La dissolution vue d’Europe : “Macron porte une responsabilité qui dépasse les frontières de la France”

La dissolution vue d’Europe : “Macron porte une responsabilité qui dépasse les frontières de la France”

Dimanche 9 juin, 21 h 02. Une heure à peine après les premiers résultats officiels du scrutin européen, cataclysmiques pour la majorité, Emmanuel Macron acte la dissolution de l’Assemblée nationale. “Un tremblement de terre politique secoue la France”, résume le quotidien allemand Die Welt (conservateur). Le quotidien britannique The Guardian (gauche) évoque une “décision spectaculaire”. La Libre Belgique, dans un verbe similaire à celui de Eunews Italie, alerte : “coup de tonnerre à Paris”.

Mais pour nos voisins du Vieux continent, cette décision est avant tout la traduction de l’échec cinglant du président de la République “qui s’est investi dans la campagne jusqu’à son interview télévisée de jeudi pendant les commémorations du Débarquement allié de 1944”, note le quotidien helvétique Le Matin. En Espagne, El País (centre gauche) confirme : “la défaite humiliante des partisans d’Emmanuel Macron a déclenché une crise politique aux conséquences imprévisibles.”

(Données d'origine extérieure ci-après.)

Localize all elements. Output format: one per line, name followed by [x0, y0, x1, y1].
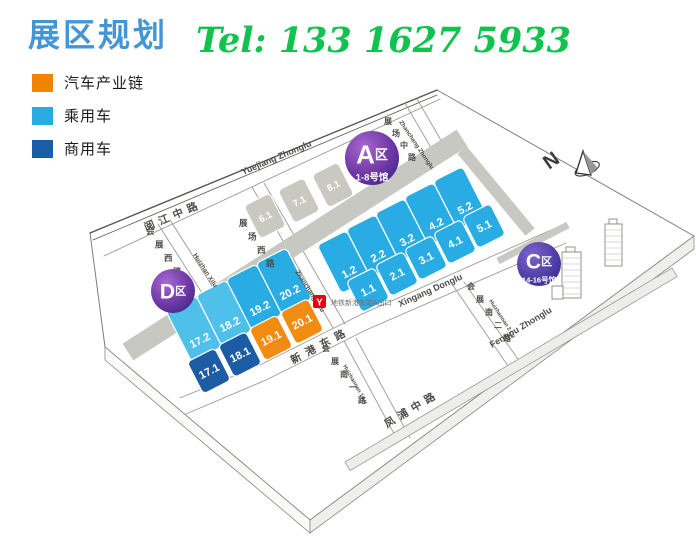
passenger-color-swatch	[32, 107, 53, 125]
zone-badge-A: A区1-8号馆	[345, 131, 399, 185]
zone-badge-sub-C: 14-16号馆	[522, 275, 557, 285]
legend-label: 乘用车	[64, 105, 112, 126]
industry-color-swatch	[32, 74, 53, 92]
zone-badge-D: D区	[151, 269, 195, 313]
building-tower-1	[562, 252, 581, 298]
zone-badge-sub-A: 1-8号馆	[356, 172, 389, 184]
building-tower-1-cap	[566, 247, 575, 252]
legend-label: 汽车产业链	[64, 72, 144, 93]
legend-item-commercial: 商用车	[32, 132, 144, 165]
phone-number: Tel: 133 1627 5933	[196, 20, 571, 61]
zone-badge-C: C区14-16号馆	[517, 242, 561, 286]
legend-item-passenger: 乘用车	[32, 99, 144, 132]
legend: 汽车产业链 乘用车 商用车	[32, 66, 144, 165]
legend-label: 商用车	[64, 138, 112, 159]
legend-item-industry: 汽车产业链	[32, 66, 144, 99]
building-tower-1-annex	[552, 286, 563, 299]
metro-logo-letter: Y	[316, 298, 323, 309]
building-tower-2	[605, 224, 622, 266]
page-title: 展区规划	[28, 10, 168, 56]
building-tower-2-cap	[609, 219, 617, 224]
commercial-color-swatch	[32, 140, 53, 158]
metro-exit-label: 地铁新港东站A出口	[331, 298, 392, 307]
compass-icon	[573, 151, 601, 179]
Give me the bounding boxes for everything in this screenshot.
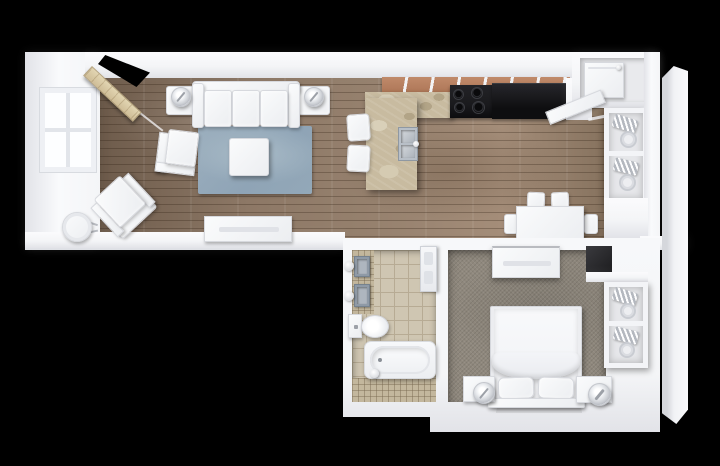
vanity-light [344, 261, 354, 271]
dresser-drawer [503, 261, 551, 266]
sink-faucet [413, 141, 419, 147]
bar-stool [346, 113, 371, 142]
stove-cooktop [450, 85, 492, 118]
bathroom-sink [354, 284, 370, 307]
headboard [487, 398, 585, 408]
bathtub-drain [378, 358, 382, 362]
wire-basket [619, 342, 635, 358]
dining-east-wall [604, 198, 648, 238]
kitchen-sink [398, 127, 418, 161]
bathroom-sink [354, 256, 370, 277]
closet-shelf-divider [607, 321, 645, 326]
table-lamp [304, 87, 324, 107]
tv-console-drawer [219, 227, 279, 232]
sink-bowl [357, 287, 367, 304]
bathtub-faucet [370, 369, 379, 378]
sink-bowl [357, 259, 367, 274]
sofa-cushion [232, 90, 260, 127]
dresser [492, 246, 560, 278]
table-lamp [171, 87, 191, 107]
living-room-window [40, 88, 96, 172]
stove-burner [472, 101, 485, 114]
pillow [538, 376, 575, 399]
toilet-tank [348, 314, 362, 338]
side-table [62, 212, 92, 242]
linen-closet [604, 108, 648, 204]
vanity-light [344, 291, 354, 301]
sink-basin [401, 145, 415, 158]
wire-basket [620, 303, 636, 319]
pillow [498, 376, 535, 399]
bathtub [364, 341, 436, 379]
coffee-table [229, 138, 269, 176]
toilet-bowl [361, 315, 389, 338]
sofa-cushion [260, 90, 288, 127]
stove-burner [453, 89, 464, 100]
bar-stool [346, 144, 370, 172]
wire-shelf [613, 157, 639, 175]
bathroom-floor-accent [352, 378, 436, 402]
accent-chair [154, 128, 199, 177]
floor-plan-stage [0, 0, 720, 466]
water-heater-cap [616, 65, 621, 70]
accent-chair-seat [164, 129, 199, 168]
door-panel [424, 271, 433, 284]
dining-chair [584, 214, 598, 234]
sofa-arm [288, 83, 300, 128]
bed [490, 306, 582, 406]
dining-table [516, 206, 584, 240]
exterior-wall [662, 66, 688, 424]
bedroom-closet [604, 282, 648, 368]
closet-shelf-divider [607, 151, 645, 156]
bedroom-closet-nook [586, 246, 612, 274]
stove-burner [454, 102, 465, 113]
toilet-flush [354, 325, 358, 329]
sofa [192, 81, 300, 129]
sofa-arm [192, 83, 204, 128]
wire-basket [620, 131, 637, 148]
table-lamp [473, 382, 495, 404]
door-panel [424, 252, 433, 265]
tv-console [204, 216, 292, 242]
table-lamp [588, 383, 611, 406]
wire-basket [619, 174, 636, 191]
closet-shelf [586, 272, 648, 282]
bathroom-door [420, 246, 437, 292]
sofa-cushion [204, 90, 232, 127]
stove-burner [471, 87, 483, 99]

Une situation inédite en France et en Europe

Et pour cause, la situation est inédite. Jamais la Ve République n’a connu de dissolution de la chambre basse en réaction immédiate au résultat d’une élection. “Alors que la droite dure progresse dans les élections européennes, Macron prend des risques”, estime le magazine d’actualité hebdomadaire britannique The Economist (libéral). De son côté, le quotidien transalpin La Repubblica (gauche) rappelle que “la France entre dans une phase institutionnelle pleine d’inconnues où tout semble possible”.

Le titre britannique The Guardian se projette quant à lui sur les débouchés de “cet énorme pari”. “Le parti de Monsieur Macron pourrait subir de nouvelles pertes, ce qui compromettrait le reste de son mandat présidentiel et pourrait donner encore plus de pouvoir à Marine Le Pen”, explique le journal britannique. Mais alors, ne serait-ce pas là toute la stratégie d’Emmanuel Macron ? “Si le RN réalisait un bon score et que, par exemple, Bardella se voyait offrir le poste de Premier ministre, deux ans et demi au gouvernement pourraient suffire à rendre l’extrême droite impopulaire”, professe The Guardian.

Pour d’autres, ce coup de Trafalgar n’est que du “bluff”. C’est ce que pensent nos confrères suisses de Blick qui dépeignent le locataire de l’Elysée en “joueur de poker”. “Tout en assumant une large part de bluff, ce président […] pense qu’il garde les meilleures cartes”. Même son de cloche en Italie. Pour le quotidien Corriere della sera (centre droit), Emmanuel Macron “joue la carte du désespoir d’une élection anticipée, dans laquelle il espère ranimer un improbable front républicain contre le Rassemblement National du Pen et l’étoile montante Bardella“.

La double victoire du Rassemblement national

Reste que satisfaire la requête du président du RN, qui a appelé dimanche soir Emmanuel Macron à convoquer de nouvelles élections législatives, est plus que jamais perçu comme une double victoire pour le parti nationaliste. “La démarche de Macron répond à une demande du chef de parti de Le Pen, Jordan Bardella”, souligne outre-Rhin le quotidien Bild tandis que le suisse Le Temps titre : “En France, le jackpot de l’extrême droite pousse Emmanuel Macron à dissoudre l’Assemblée nationale”. En Belgique, où le Premier ministre Alexander de Croo a été contraint de démissionner après une dérouillée électorale, Le Soir conclut : “le triomphe de l’extrême droite conduit le chef de l’Etat à satisfaire son exigence : un retour aux urnes.”

Un jeu “dangereux”, conspué par Blick, qui alerte sur les conséquences à l’échelle européenne de l’éventuelle arrivée à Matignon de Jordan Bardella ou de Marine Le Pen, “héritière des putschistes de l’Algérie française qui voulaient tuer le Général !”.

“Emmanuel Macron porte là une responsabilité qui dépasse donc les frontières de la France, met en garde le quotidien suisse. Et d’accuser le chef d’Etat français de cristalliser “l’engrenage potentiellement fatal” dans lequel pataugent les Vingt-Sept.